Перейти на главную страницу >>>
Политика как эстетика об одиночестве Путина на троне и его инсценировке самого себя и природы его власти МИХАИЛ ЯМПОЛЬСКИЙ 1. После Архиерейского собора появились сообщения, что Путин не удовлетворил ни одной из просьб РПЦ и что потому разговоры об абсолютной «симфонии» церкви и государства не соответствуют действительности. Я не вижу противоречий в том, чтобы принять церковных иерархов в Кремле и одновременно указать им на их место. Меня собор поразил невероятными фотографиями. Сияющий позолотой Кремлевский дворец, расставленные в идеальном порядке епископы и митрополиты, в самом центре Путин, и рядом с ним, но чуть смещенный влево, патриарх. Эти фотографии удивляют потому, что церковные иерархи в своих черных униформах тут выглядят как хорошо отмуштрованные гвардейцы или кордебалет. Во всяком случае, идеальную регулярность их порядков трудно достичь без специальных репетиций и режиссуры. Эти постановочные фотографии, конечно, не случайны, они вписываются в определенную репрезентативную тенденцию, культивируемую Кремлем и Путиным, который никогда не был равнодушен к собственному имиджу. Речь идет о том, что с легкой руки Вальтера Беньямина проходит под рубрикой «политическая эстетика». © Eugene Ivanov
2. Эта тема возникает в 1935—1936 годах у Беньямина и Брехта, которые призывают ответить на эстетизацию политики нацистами политизацией искусства. Филипп Лаку-Лабарт, посвятивший этой теме книгу, напоминает, что сама тема эстетизации политики активно обсуждалась нацистами и широко использовалась Геббельсом. Тема эта пронизывает известное письмо Геббельса Фуртвенглеру от 11 апреля 1933 года. Приведу из него цитату: «Политика — тоже искусство, возможно даже, самое возвышенное и объемное из существующих, и мы, придающие форму современной немецкой политике, чувствуем себя художниками, которым доверили высокую ответственность сформировать из грубой массы полновесный и устойчивый образ народа. Миссия искусства и художника — не просто в том, чтобы объединять, она больше. Она в их долге творить, придавать форму, уничтожать больное и открывать дорогу здоровому». Цель политики — создавать новое Gesamtkunstwerk, в какой-то мере созвучное вагнеровским операм. Именно в искусстве политики масса становится сообществом, братством, народом. Политика эстетична в той мере, в какой она ориентирована на органическую форму сообщества. Лаку-Лабарт показал, что эти идеи восходят к Платону и к Гегелю, который утверждал, что греки — политический в своей основе народ именно потому, что это народ искусства. Жан-Люк Нанси назвал эту органическую эстетизированную политику «имманентизмом», имея в виду способность людей вырабатывать свою собственную сущность в процессе создания сообщества.

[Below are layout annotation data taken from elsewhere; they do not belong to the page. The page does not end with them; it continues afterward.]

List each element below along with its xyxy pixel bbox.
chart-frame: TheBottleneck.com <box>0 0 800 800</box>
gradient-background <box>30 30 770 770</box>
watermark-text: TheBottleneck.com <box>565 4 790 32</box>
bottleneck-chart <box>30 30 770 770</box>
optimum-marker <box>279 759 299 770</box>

3. Путинская политика (несомненно, эстетическая по замыслу), однако, имеет мало общего с нацистским и советским имманентизмом. Образы органического единства хорошо знакомы — спортивные и военные парады, образовывавшие, по удачному выражению Зигфрида Кракауэра, «орнамент массы». У нацистов особая роль придавалась все более и более масштабным зрелищам нюрнбергских партийных съездов, один из которых был запечатлен в «Триумфе воли» Лени Рифеншталь. Но с точки зрения Беньямина, сформулированной им в послесловии к известному эссе «Произведение искусства в век его технической воспроизводимости», возможно и иное понимание «политики как эстетики». Философ говорит об эстетизации войны и иллюстрирует эту эстетизацию воспеванием современной войны у Маринетти. Вот как он объясняет парадокс этого воспевания бойни: «Это очевидное доведение принципа l'art pour l'art до его логического завершения. Человечество, которое некогда у Гомера было предметом увеселения для наблюдавших за ним богов, стало таковым для самого себя. Его самоотчуждение достигло той степени, которая позволяет переживать свое собственное уничтожение как эстетическое наслаждение высшего ранга».

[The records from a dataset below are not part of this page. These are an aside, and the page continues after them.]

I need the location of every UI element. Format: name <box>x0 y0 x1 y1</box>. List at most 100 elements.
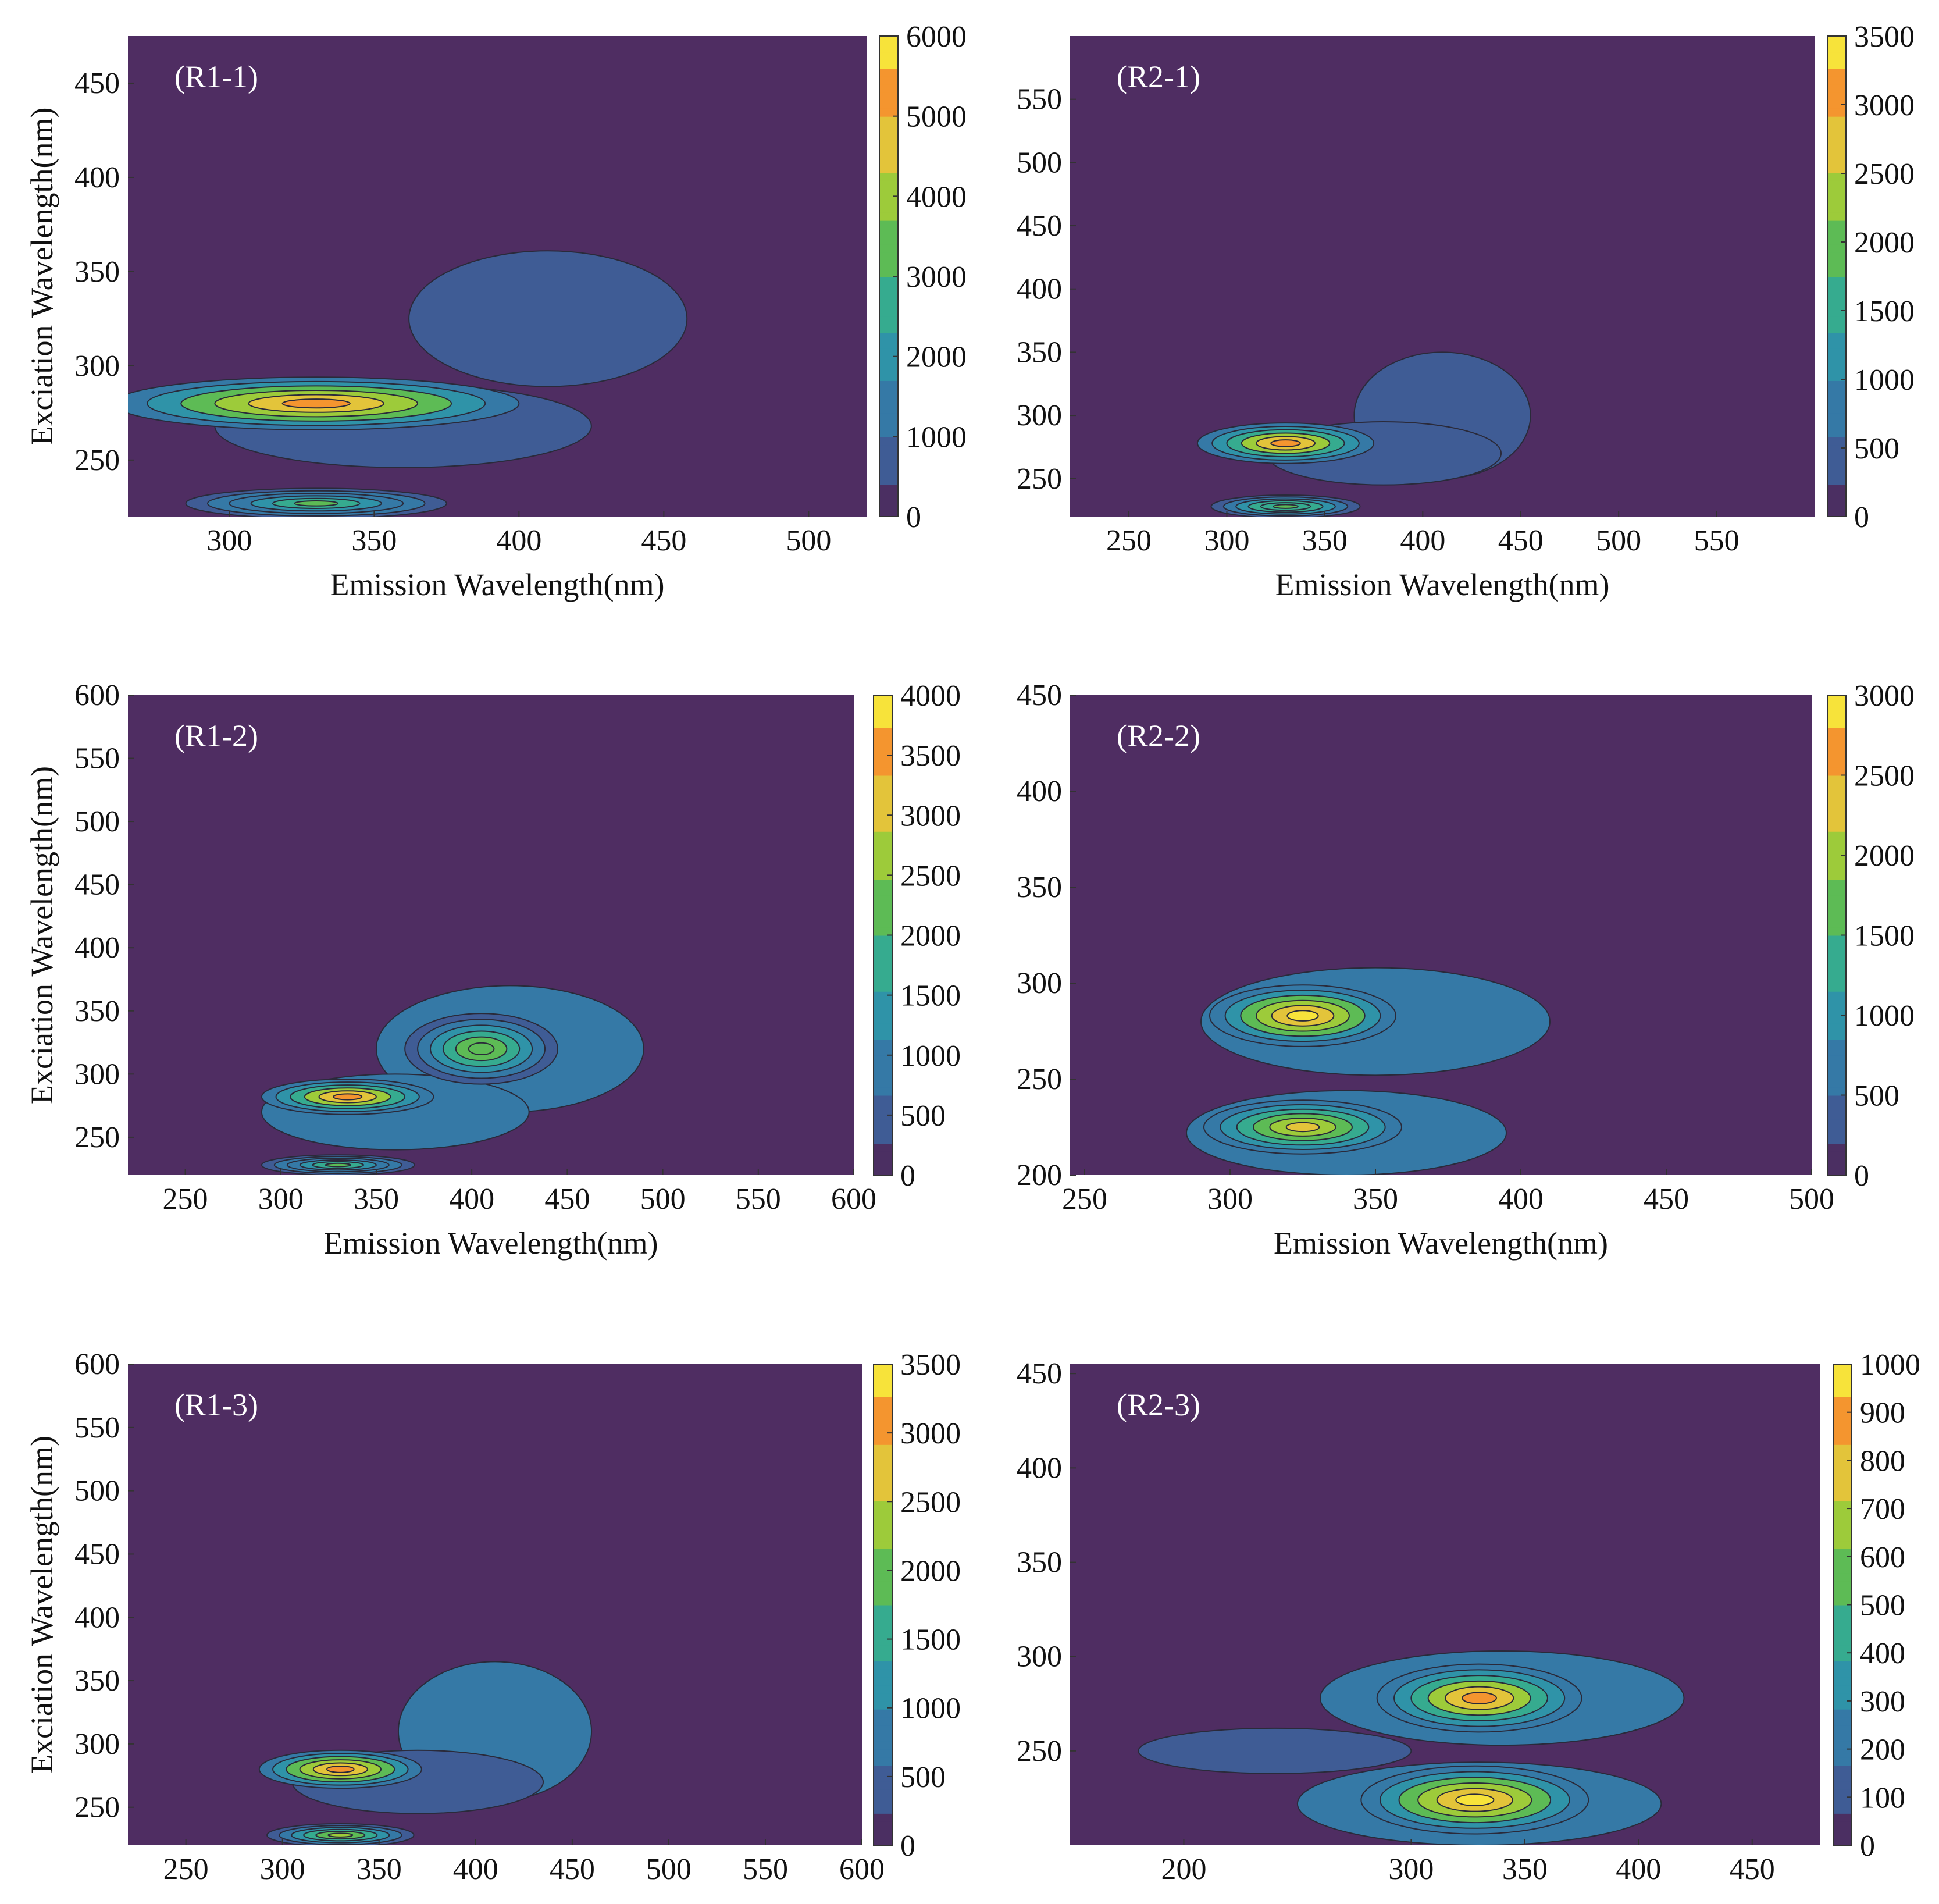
colorbar-segment <box>874 1420 892 1429</box>
colorbar-segment <box>874 1404 892 1413</box>
colorbar-segment <box>874 1031 892 1040</box>
y-tick-label: 300 <box>1017 1640 1062 1674</box>
colorbar-segment <box>874 1111 892 1120</box>
colorbar-segment <box>1827 92 1846 101</box>
colorbar-segment <box>879 412 898 421</box>
colorbar-segment <box>1827 999 1846 1008</box>
colorbar-segment <box>879 44 898 53</box>
colorbar-segment <box>1833 1556 1852 1565</box>
colorbar-segment <box>1833 1797 1852 1806</box>
colorbar-segment <box>874 1127 892 1136</box>
colorbar-segment <box>874 1380 892 1389</box>
x-tick-label: 600 <box>831 1183 876 1216</box>
colorbar-segment <box>874 727 892 736</box>
colorbar-segment <box>874 1007 892 1016</box>
colorbar-segment <box>1827 268 1846 277</box>
x-tick-label: 350 <box>1302 524 1348 557</box>
panel-label: (R2-1) <box>1117 59 1200 94</box>
colorbar-segment <box>874 815 892 824</box>
x-tick-label: 300 <box>206 524 252 557</box>
colorbar-segment <box>1827 340 1846 349</box>
colorbar-segment <box>1833 1564 1852 1574</box>
colorbar-tick-label: 1000 <box>906 421 967 454</box>
colorbar-segment <box>1827 935 1846 944</box>
y-tick-label: 400 <box>74 1601 120 1634</box>
colorbar-segment <box>874 1532 892 1542</box>
colorbar-segment <box>874 1588 892 1597</box>
y-tick-label: 400 <box>1017 1451 1062 1485</box>
colorbar-segment <box>1827 1135 1846 1144</box>
colorbar-segment <box>874 1364 892 1373</box>
colorbar-segment <box>1827 468 1846 478</box>
colorbar-segment <box>879 196 898 205</box>
x-tick-label: 300 <box>1388 1853 1434 1886</box>
y-tick-label: 350 <box>74 1664 120 1697</box>
colorbar-segment <box>1827 332 1846 341</box>
x-tick-label: 300 <box>260 1853 305 1886</box>
x-tick-label: 300 <box>1204 524 1249 557</box>
colorbar-segment <box>1827 1071 1846 1080</box>
y-tick-label: 300 <box>1017 967 1062 1000</box>
colorbar-segment <box>874 1079 892 1088</box>
colorbar-segment <box>874 823 892 832</box>
colorbar-segment <box>1833 1677 1852 1686</box>
panel-label: (R1-3) <box>174 1387 258 1422</box>
colorbar-segment <box>1827 300 1846 309</box>
colorbar-segment <box>1827 500 1846 510</box>
colorbar-segment <box>1827 204 1846 213</box>
colorbar-segment <box>1833 1685 1852 1694</box>
colorbar-segment <box>874 1797 892 1806</box>
x-tick-label: 450 <box>1730 1853 1775 1886</box>
x-tick-label: 400 <box>449 1183 494 1216</box>
colorbar-segment <box>1827 364 1846 373</box>
colorbar-tick-label: 500 <box>1854 1080 1899 1113</box>
colorbar-segment <box>879 428 898 437</box>
colorbar-segment <box>874 735 892 744</box>
colorbar-segment <box>879 308 898 317</box>
colorbar-segment <box>1833 1757 1852 1766</box>
colorbar-segment <box>874 919 892 928</box>
x-tick-label: 500 <box>786 524 831 557</box>
colorbar-tick-label: 0 <box>1860 1830 1875 1863</box>
colorbar-segment <box>879 324 898 333</box>
colorbar-tick-label: 3000 <box>900 1417 961 1450</box>
colorbar-segment <box>879 156 898 165</box>
colorbar: 0 500 1000 1500 2000 2500 3000 3500 <box>1827 20 1915 534</box>
colorbar-segment <box>874 1412 892 1421</box>
colorbar-segment <box>1827 36 1846 45</box>
colorbar-segment <box>874 1159 892 1168</box>
x-tick-label: 450 <box>641 524 686 557</box>
colorbar-segment <box>1833 1813 1852 1822</box>
colorbar-segment <box>1827 1047 1846 1056</box>
colorbar-segment <box>1827 703 1846 712</box>
colorbar-segment <box>1833 1468 1852 1477</box>
y-tick-label: 600 <box>74 1348 120 1381</box>
contour-region <box>408 250 688 387</box>
colorbar-segment <box>1827 759 1846 768</box>
x-tick-label: 250 <box>1062 1183 1107 1216</box>
colorbar-segment <box>1827 943 1846 952</box>
colorbar-segment <box>874 1167 892 1176</box>
y-tick-label: 450 <box>74 869 120 902</box>
colorbar-segment <box>874 1484 892 1493</box>
colorbar-segment <box>874 1468 892 1477</box>
colorbar-tick-label: 800 <box>1860 1444 1905 1478</box>
contour-level <box>1455 1793 1495 1806</box>
colorbar-tick-label: 3000 <box>900 799 961 832</box>
colorbar-segment <box>1827 727 1846 736</box>
colorbar-segment <box>1833 1645 1852 1654</box>
colorbar-segment <box>1833 1508 1852 1517</box>
colorbar-segment <box>879 244 898 253</box>
colorbar-segment <box>874 1460 892 1469</box>
colorbar-segment <box>1827 356 1846 365</box>
colorbar-segment <box>879 212 898 221</box>
colorbar-segment <box>1827 1023 1846 1032</box>
colorbar-segment <box>1827 396 1846 405</box>
colorbar-tick-label: 5000 <box>906 101 967 134</box>
colorbar-segment <box>874 783 892 792</box>
colorbar-tick-label: 2000 <box>900 1554 961 1588</box>
x-tick-label: 350 <box>351 524 397 557</box>
colorbar-segment <box>879 68 898 77</box>
y-tick-label: 350 <box>74 995 120 1028</box>
contour-layer <box>1138 1650 1685 1845</box>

4. Эстетическое, таким образом, возникает в результате предельного отчуждения чего-то экзистенциально близкого и превращения его во внешнее зрелище. Некоторые теоретики (Хабермас, Бюргер, Уолин) сочли, что популярная сегодня политическая теория Карла Шмитта основана на эстетизации политики. Напомню, что Шмитт видел в политике результат первичного разделения на своих и врагов (чужих). При этом сама фигура врага, по его мнению, не обязательно связана с нравственными или эстетическими понятиями: «Не нужно, чтобы политический враг был морально зол, не нужно, чтобы он был эстетически безобразен, не должен он непременно оказаться хозяйственным конкурентом, а может быть, даже окажется и выгодно вести с ним дела. Он есть именно иной, чужой, и для существа его довольно и того, что он в особенно интенсивном смысле есть нечто иное и чуждое...» Вместе с тем сама предельная форма отчуждения, как писал Беньямин, рассуждая о войне, становится формой эстетизации. Характерно, что политолог Нил Леви поставил фигуру врага у Шмитта в один контекст с остранением Шкловского. Сам Шмитт не скрывал, что враг у него — это часто предельно остраненный «я сам»: «Кого я признаю своим врагом? Естественно, того, кто ставит меня под сомнение... А кто действительно может поставить меня под сомнение? Только я сам. Или мой брат. Именно. Другой — это мой брат».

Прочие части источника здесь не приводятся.